Notice that Jane was found even though there is another occurrence of Mary in the subject text, and that Mary appears before Jane in the regex. At least in this case, the order of the alternatives in the regular expression does not matter. The regular expression finds the leftmost match. It scans the text from left to right, tries all alternatives in the regular expression at each step, and stops at the first position in the text where any of the alternatives produces a valid match.

If we do another search through the remainder of the string, Sue will be found. The fourth search will find Mary once more. If you tell the regular engine to do a fifth search, that will fail, because none of the three alternatives match the remaining ’s house string.

The order of the alternatives in the regex matters only when two of them can match at the same position in the string. The regex Jane|Janet has two alternatives that match at the same position in the text Her name is Janet. There are no word boundaries in the regular expression. The fact that Jane matches the word Janet in Her name is Janet only partially does not matter.

Jane|Janet matches Jane in Her name is Janet because a regex-directed regular expression engine is eager. In addition to scanning the subject text from left to right, finding the leftmost match in the text, it also scans the alternatives in the regex from left to right. The engine stops as soon as it finds an alternative that matches.

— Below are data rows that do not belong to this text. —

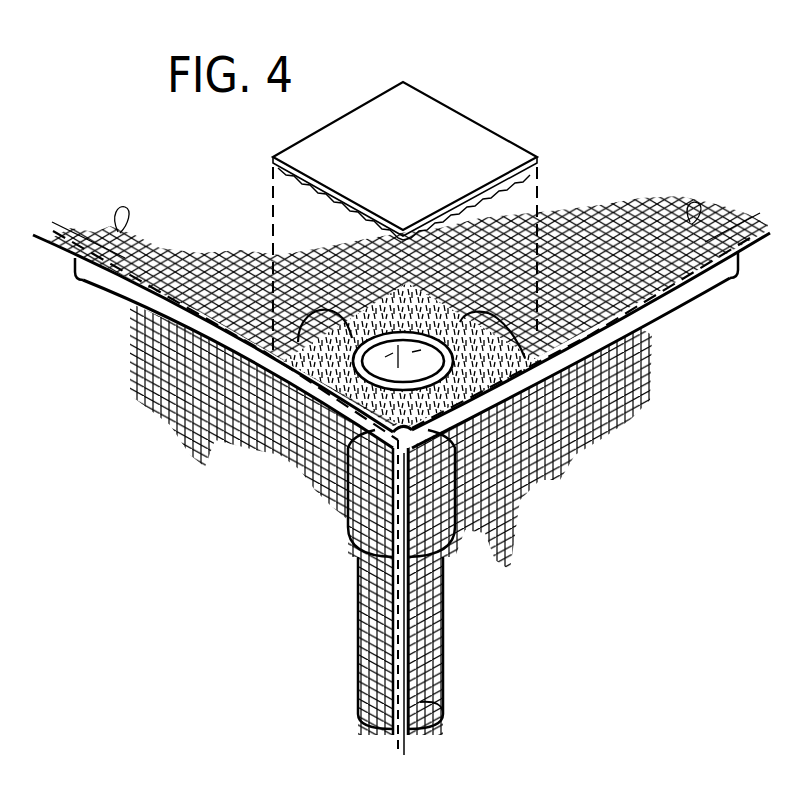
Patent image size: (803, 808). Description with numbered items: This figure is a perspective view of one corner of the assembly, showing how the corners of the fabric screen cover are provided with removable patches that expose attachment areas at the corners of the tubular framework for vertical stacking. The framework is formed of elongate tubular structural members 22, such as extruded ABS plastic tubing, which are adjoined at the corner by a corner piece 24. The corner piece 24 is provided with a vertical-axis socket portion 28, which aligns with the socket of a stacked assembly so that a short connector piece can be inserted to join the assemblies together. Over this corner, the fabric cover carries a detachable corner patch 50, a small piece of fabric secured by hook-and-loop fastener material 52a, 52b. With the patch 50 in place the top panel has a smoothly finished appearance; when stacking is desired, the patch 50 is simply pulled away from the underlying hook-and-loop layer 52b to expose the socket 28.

The tubular structural member 22 is at (367, 633).
The corner piece 24 is at (447, 527).
The vertical-axis socket portion 28 is at (422, 368).
The detachable corner patch 50 is at (458, 128).
The hook-and-loop fastener material 52a is at (510, 190).
The hook-and-loop layer 52b is at (483, 367).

When Jane|Janet reaches the J in Her name is Janet, the first alternative, Jane, matches. The second alternative is not attempted. If we tell the engine to look for a second match, the t is all that is left of the subject text. Neither alternative matches there.

There are two ways to stop Jane from stealing Janet’s limelight. One way is to put the longer alternative first: Janet|Jane. A more solid solution is to be explicit about what we’re trying to do: we’re looking for names, and names are complete words. Regular expressions don’t deal with words, but they can deal with word boundaries.

So Jane|Janet and Janet|Jane will both match Janet in Her name is Janet. Because of the word boundaries, only one alternative can match. The order of the alternatives is again irrelevant.

Recipe 2.12 explains the best solution: Janet?.

See Also

Recipe 2.9 explains how to group parts of a regex. You need to use a group if you want to place several alternatives in the middle of a regex.



[3] The other kind of engine is a text-directed engine. The key difference is that a text-directed engine visits each character in the subject text only once, whereas a regex-directed engine may visit each character many times. Text-directed engines are much faster, but support regular expressions only in the mathematical sense described at the beginning of Chapter 1. The fancy Perl-style regular expressions that make this book so interesting can be implemented only with a regex-directed engine.